One of my the sweetest moments of teaching is when one of my students is able to read a simple book independently.
They equate reading to using hard covered books or chapter books that the older kids use, not the simple readers we use. I love being able to tell them that they can read too!
Most of my students come from single parent homes, poverty is common. All the students in my school receive free breakfast and lunch. On Fridays we sent home backpack with additional food for the weekend. Though we are close to one of the largest military installations, Fort Bragg, our number of military families has dwindled at our school, hence, the high poverty at our school. Our parents try, but, many are working two jobs and struggle just to keep food on the table.
Learning to read is a multi-faceted process. Children learn to read through modeling, repetition, practice and simple,but direct, instruction. I lead our small group instruction while the children work independent at their Centers.
Listening to stories being read aloud is vital in developing not only oral language but prosody, using inflection and tone and fluency .
One of my constant centers is the Listening Center. I have many books on CD's and change them out according to seasons, themes, and interests.
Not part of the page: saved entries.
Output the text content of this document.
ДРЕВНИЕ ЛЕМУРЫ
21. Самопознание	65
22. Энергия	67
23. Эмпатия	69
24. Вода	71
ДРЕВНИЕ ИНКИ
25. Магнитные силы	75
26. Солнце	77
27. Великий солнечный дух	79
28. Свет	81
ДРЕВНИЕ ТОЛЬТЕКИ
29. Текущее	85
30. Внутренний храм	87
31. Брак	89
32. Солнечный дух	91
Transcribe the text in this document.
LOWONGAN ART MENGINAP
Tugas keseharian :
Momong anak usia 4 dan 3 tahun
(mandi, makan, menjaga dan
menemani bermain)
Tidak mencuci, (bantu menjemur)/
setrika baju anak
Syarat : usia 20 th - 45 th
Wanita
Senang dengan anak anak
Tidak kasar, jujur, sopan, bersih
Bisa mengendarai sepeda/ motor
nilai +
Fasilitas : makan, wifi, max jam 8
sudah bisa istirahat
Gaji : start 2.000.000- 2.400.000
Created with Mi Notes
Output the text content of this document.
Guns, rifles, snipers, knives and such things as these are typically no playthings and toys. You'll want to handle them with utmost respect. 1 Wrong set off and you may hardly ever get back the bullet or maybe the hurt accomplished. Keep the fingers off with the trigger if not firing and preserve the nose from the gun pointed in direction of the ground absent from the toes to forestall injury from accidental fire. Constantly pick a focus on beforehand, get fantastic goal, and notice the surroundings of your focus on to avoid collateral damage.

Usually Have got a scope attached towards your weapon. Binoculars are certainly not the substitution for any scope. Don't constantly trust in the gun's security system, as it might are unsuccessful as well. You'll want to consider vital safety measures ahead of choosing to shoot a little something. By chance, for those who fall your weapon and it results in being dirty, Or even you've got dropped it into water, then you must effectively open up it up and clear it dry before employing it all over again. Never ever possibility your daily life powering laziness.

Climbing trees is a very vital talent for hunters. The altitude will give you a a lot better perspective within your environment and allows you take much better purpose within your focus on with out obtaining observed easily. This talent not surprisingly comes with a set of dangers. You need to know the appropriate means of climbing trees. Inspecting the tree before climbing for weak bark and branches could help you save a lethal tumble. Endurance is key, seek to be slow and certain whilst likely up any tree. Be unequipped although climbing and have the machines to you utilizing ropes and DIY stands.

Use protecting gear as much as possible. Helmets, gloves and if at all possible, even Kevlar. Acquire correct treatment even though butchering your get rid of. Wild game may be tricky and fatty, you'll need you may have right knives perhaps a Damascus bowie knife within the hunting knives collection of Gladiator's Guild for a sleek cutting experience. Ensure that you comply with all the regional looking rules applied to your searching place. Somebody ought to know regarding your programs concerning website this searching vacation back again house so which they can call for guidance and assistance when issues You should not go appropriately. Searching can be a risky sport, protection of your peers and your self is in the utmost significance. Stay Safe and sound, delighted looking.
Sadly, our current CD player no longer reads CDs. It was over 15 years old and multiply by that by 22 children a year, and you would get worn out too! I am hoping to replace our out of work CD player with a nice new one, and to replace the $5.oo headphones I typically purchase. The less expensive headphones only last a couple months and they break.
It makes me smile when I hear a child at the Listening Center participating in the story that they hear. I might hear, "run, run as fast as you can, you can't catch me I am the Gingerbread man." or "I'll huff and I'll puff and I'll blow your house down!" When a child gets so involved in the story they are listening to and the pictures they are looking at in the matching book they do not hear our bell ring to end Centers, then I know something magical is happening in our room.